Unlike Hobbes, Locke's state of nature is not a state of war. His state of nature is a 'State of Peace, Good Will, Mutual Assistance, and Preservation.' [] His theory reflects that man is a wise, sociable being who knows the ill effects of fighting with other men. This shows his positive view of the state of nature and of human beings. He believes that in order to ensure the security of the natural laws, man should get out of the state of nature and enter into a community governed by a set of laws and the government. He also believes that Man is created by God and hence he owes a duty of self-preservation to him.

Locke, in his theory, also brings in the concept of private property which in all probability leads to inequalities of wealth. This inequality directs men to enter into a social contract wherein a government is formed in order to protect people's property and also work for public good. Any government which fails to do so is illegitimate and invites public resistance. Hence unlike Hobbes, Locke's government is not absolute. Its powers are limited to an extent where it starts encroaching on public good.

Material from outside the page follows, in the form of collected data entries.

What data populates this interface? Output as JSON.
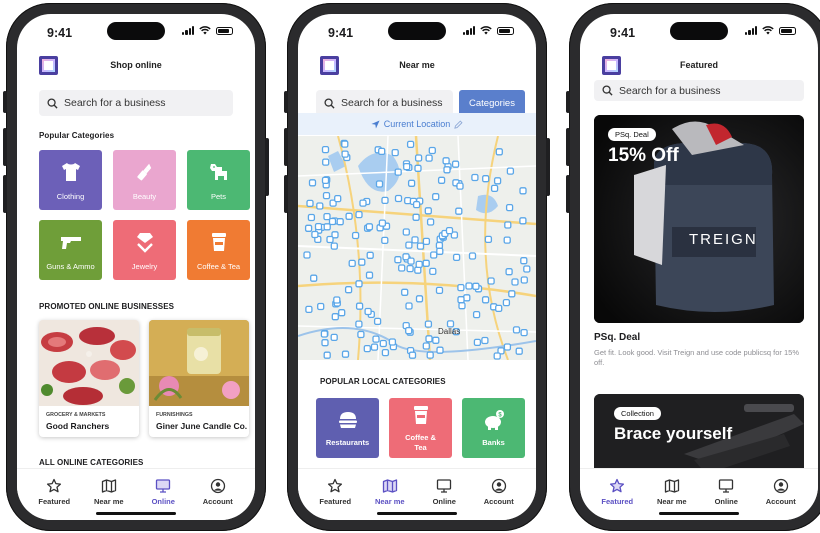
{
  "status": {
    "time": "9:41"
  },
  "phones": [
    {
      "title": "Shop online",
      "search_placeholder": "Search for a business",
      "popular_heading": "Popular Categories",
      "categories": [
        {
          "label": "Clothing",
          "color": "#6c60b8",
          "icon": "tshirt-icon"
        },
        {
          "label": "Beauty",
          "color": "#eaa6cf",
          "icon": "lipstick-icon"
        },
        {
          "label": "Pets",
          "color": "#4cb873",
          "icon": "dog-icon"
        },
        {
          "label": "Guns & Ammo",
          "color": "#6f9e39",
          "icon": "gun-icon"
        },
        {
          "label": "Jewelry",
          "color": "#ee6c77",
          "icon": "diamond-icon"
        },
        {
          "label": "Coffee & Tea",
          "color": "#f07b33",
          "icon": "coffee-cup-icon"
        }
      ],
      "promoted_heading": "PROMOTED ONLINE BUSINESSES",
      "promoted": [
        {
          "category": "GROCERY & MARKETS",
          "name": "Good Ranchers"
        },
        {
          "category": "FURNISHINGS",
          "name": "Giner June Candle Co."
        }
      ],
      "all_heading": "ALL ONLINE CATEGORIES",
      "active_tab": "Online"
    },
    {
      "title": "Near me",
      "search_placeholder": "Search for a business",
      "categories_button": "Categories",
      "current_location": "Current Location",
      "map_labels": [
        "Dallas"
      ],
      "local_heading": "POPULAR LOCAL CATEGORIES",
      "local_categories": [
        {
          "label": "Restaurants",
          "color": "#5f5fb0",
          "icon": "burger-icon"
        },
        {
          "label": "Coffee & Tea",
          "color": "#ee6c77",
          "icon": "coffee-cup-icon"
        },
        {
          "label": "Banks",
          "color": "#4cb873",
          "icon": "piggy-bank-icon"
        }
      ],
      "active_tab": "Near me"
    },
    {
      "title": "Featured",
      "search_placeholder": "Search for a business",
      "deal": {
        "badge": "PSq. Deal",
        "headline": "15% Off",
        "brand": "TREIGN",
        "title": "PSq. Deal",
        "description": "Get fit. Look good. Visit Treign and use code publicsq for 15% off."
      },
      "collection": {
        "badge": "Collection",
        "headline": "Brace yourself"
      },
      "active_tab": "Featured"
    }
  ],
  "tabs": [
    {
      "label": "Featured",
      "icon": "star-icon"
    },
    {
      "label": "Near me",
      "icon": "map-icon"
    },
    {
      "label": "Online",
      "icon": "monitor-icon"
    },
    {
      "label": "Account",
      "icon": "account-icon"
    }
  ],
  "colors": {
    "accent": "#5b50c3",
    "frame": "#2b2b2d",
    "map_pin": "#5aa6e8"
  }
}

JEAN JACQUES ROUSSEAU'S THEORY OF THE SOCIAL CONTRACT

Jean Jacques Rousseau (1712-1778) remains one of the first thinkers to offer us a strong critique of modern social and political institutions in the name of the modern values of equality, liberty and democracy. [] 

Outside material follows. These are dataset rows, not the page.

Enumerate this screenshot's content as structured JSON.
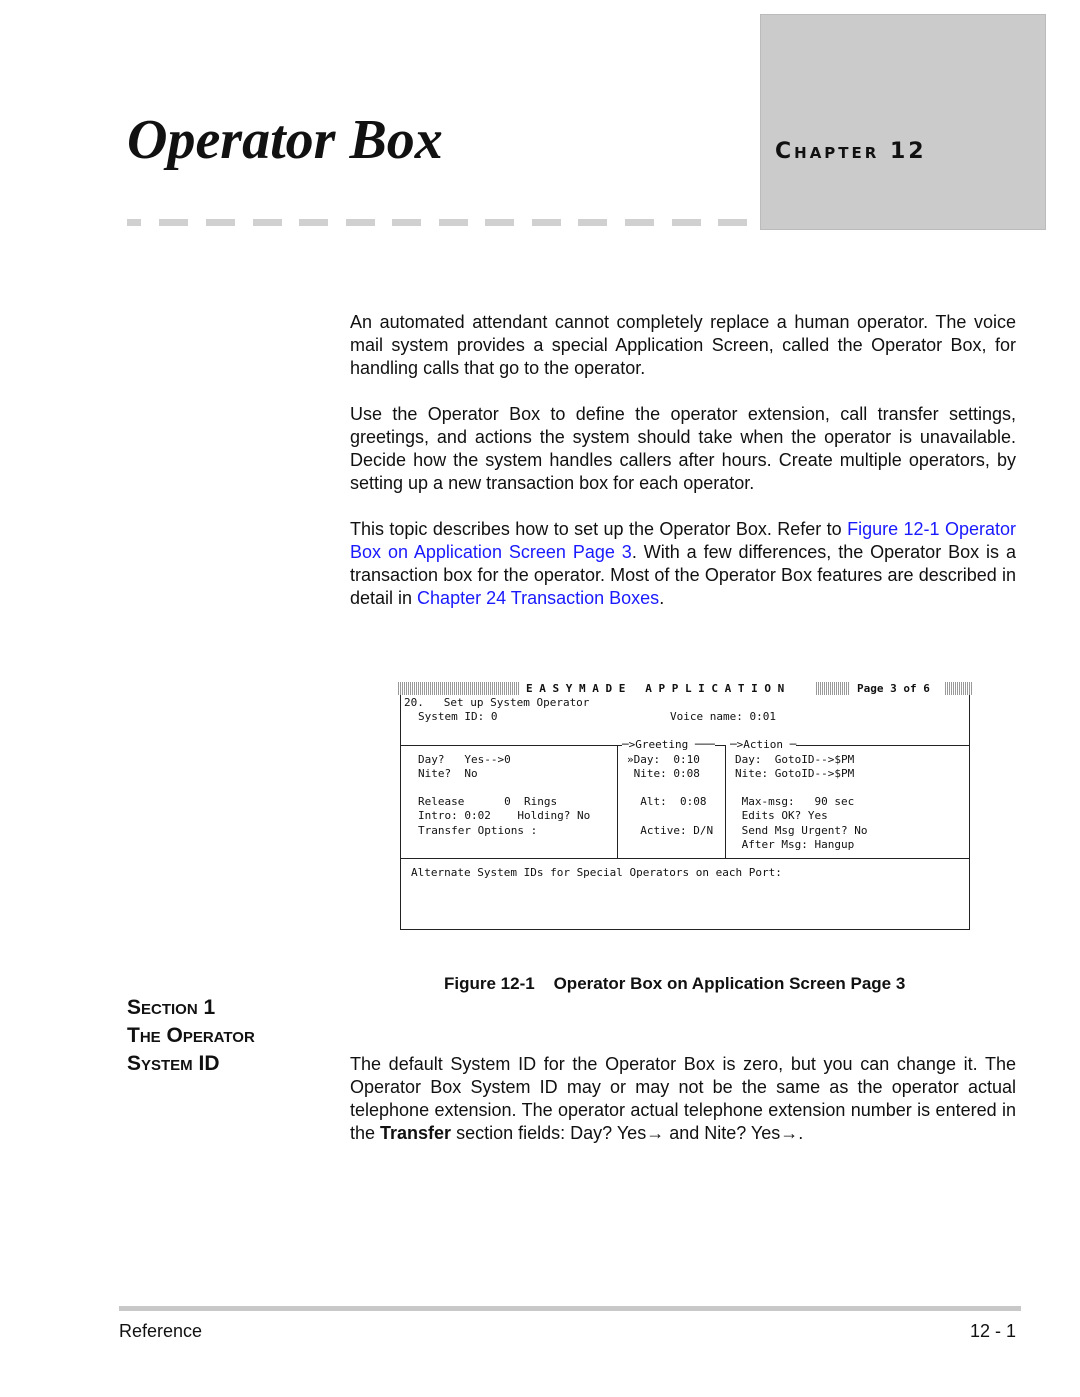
{
  "header": {
    "title": "Operator Box",
    "chapter_label": "Chapter 12"
  },
  "intro": {
    "p1": "An automated attendant cannot completely replace a human operator. The voice mail system provides a special Application Screen, called the Operator Box, for handling calls that go to the operator.",
    "p2": "Use the Operator Box to define the operator extension, call transfer settings, greetings, and actions the system should take when the operator is unavailable. Decide how the system handles callers after hours. Create multiple operators, by setting up a new transaction box for each operator.",
    "p3_a": "This topic describes how to set up the Operator Box. Refer to ",
    "p3_link1": "Figure 12-1 Operator Box on Application Screen Page 3",
    "p3_b": ". With a few differences, the Operator Box is a transaction box for the operator. Most of the Operator Box features are described in detail in ",
    "p3_link2": "Chapter 24 Transaction Boxes",
    "p3_c": "."
  },
  "screen": {
    "header": "E A S Y M A D E   A P P L I C A T I O N",
    "page": "Page 3 of 6",
    "line1": "20.   Set up System Operator",
    "system_id": "System ID: 0",
    "voice_name": "Voice name: 0:01",
    "greeting_hdr": "─>Greeting ───",
    "action_hdr": "─>Action ─",
    "day": "Day?   Yes-->0",
    "nite": "Nite?  No",
    "release": "Release      0  Rings",
    "intro": "Intro: 0:02    Holding? No",
    "transfer": "Transfer Options :",
    "g_day": "»Day:  0:10",
    "g_nite": " Nite: 0:08",
    "g_alt": "  Alt:  0:08",
    "g_active": "  Active: D/N",
    "a_day": "Day:  GotoID-->$PM",
    "a_nite": "Nite: GotoID-->$PM",
    "a_maxmsg": " Max-msg:   90 sec",
    "a_edits": " Edits OK? Yes",
    "a_urgent": " Send Msg Urgent? No",
    "a_after": " After Msg: Hangup",
    "alternate": "Alternate System IDs for Special Operators on each Port:"
  },
  "figure": {
    "caption": "Figure 12-1    Operator Box on Application Screen Page 3"
  },
  "section": {
    "line1": "Section 1",
    "line2": "The Operator",
    "line3": "System ID"
  },
  "body": {
    "p_a": "The default System ID for the Operator Box is zero, but you can change it. The Operator Box System ID may or may not be the same as the operator actual telephone extension. The operator actual telephone extension number is entered in the ",
    "p_bold": "Transfer",
    "p_b": " section fields: Day? Yes→  and  Nite? Yes→."
  },
  "footer": {
    "left": "Reference",
    "right": "12 - 1"
  }
}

Rousseau's theory on the state of nature shows in progressive stages how men, from behaving like animals, transform themselves into a society. This society, according to Rousseau, is not civil at all as it gives rise to more corruption and negative feelings in Man's mind. Thus Rousseau's view point differs from Hobbes or Locke who believe in the transformation of men from the state of nature to a more 'civil' society. Rousseau in his theory favours men in the state of nature in which they only have natural differences rather than having political, social or economic differences. But "however we have no moral liberty in the state of nature, because we have not yet developed a moral sense. This moral sense can only be born in society, and we need to establish a society in which, not only do we preserve the liberty of the state of nature, but also provide the conditions for us to achieve moral freedom." [] So in order to solve this problem men enter into a social contract. The new political entity which is formed as a result of this contract reflects and works for the general will. This general will leads to the protection of individual liberty which as a corollary leads to the removal of economic, social and political inequality. Thus; Rousseau says; that it is only because of this general will that the sovereign is indivisible, inalienable and infallible. [] Because of this people are ready to lay down even their right to self-preservation. This concept, as clearly seen, is a stark contrast to Hobbes and Locke's theory.

In this way one sees that all three - Hobbes, Locke and Rousseau differ in their theories of the Social Contract. All three of them start off by describing the state of nature and man's progression into 'civil' society. But, however, the reasons which force man into such a society differ from one author to the other. This, in turn, leads them to have a contrasting view point on the powers and duties of the sovereign as well the state. Despite the differences in their viewpoints, their theories have one common thread running through them which reflects that The Social Contract is the best way to maintain peace and order. Though this end propagated by them is the same, the means and prerequisite conditions differ.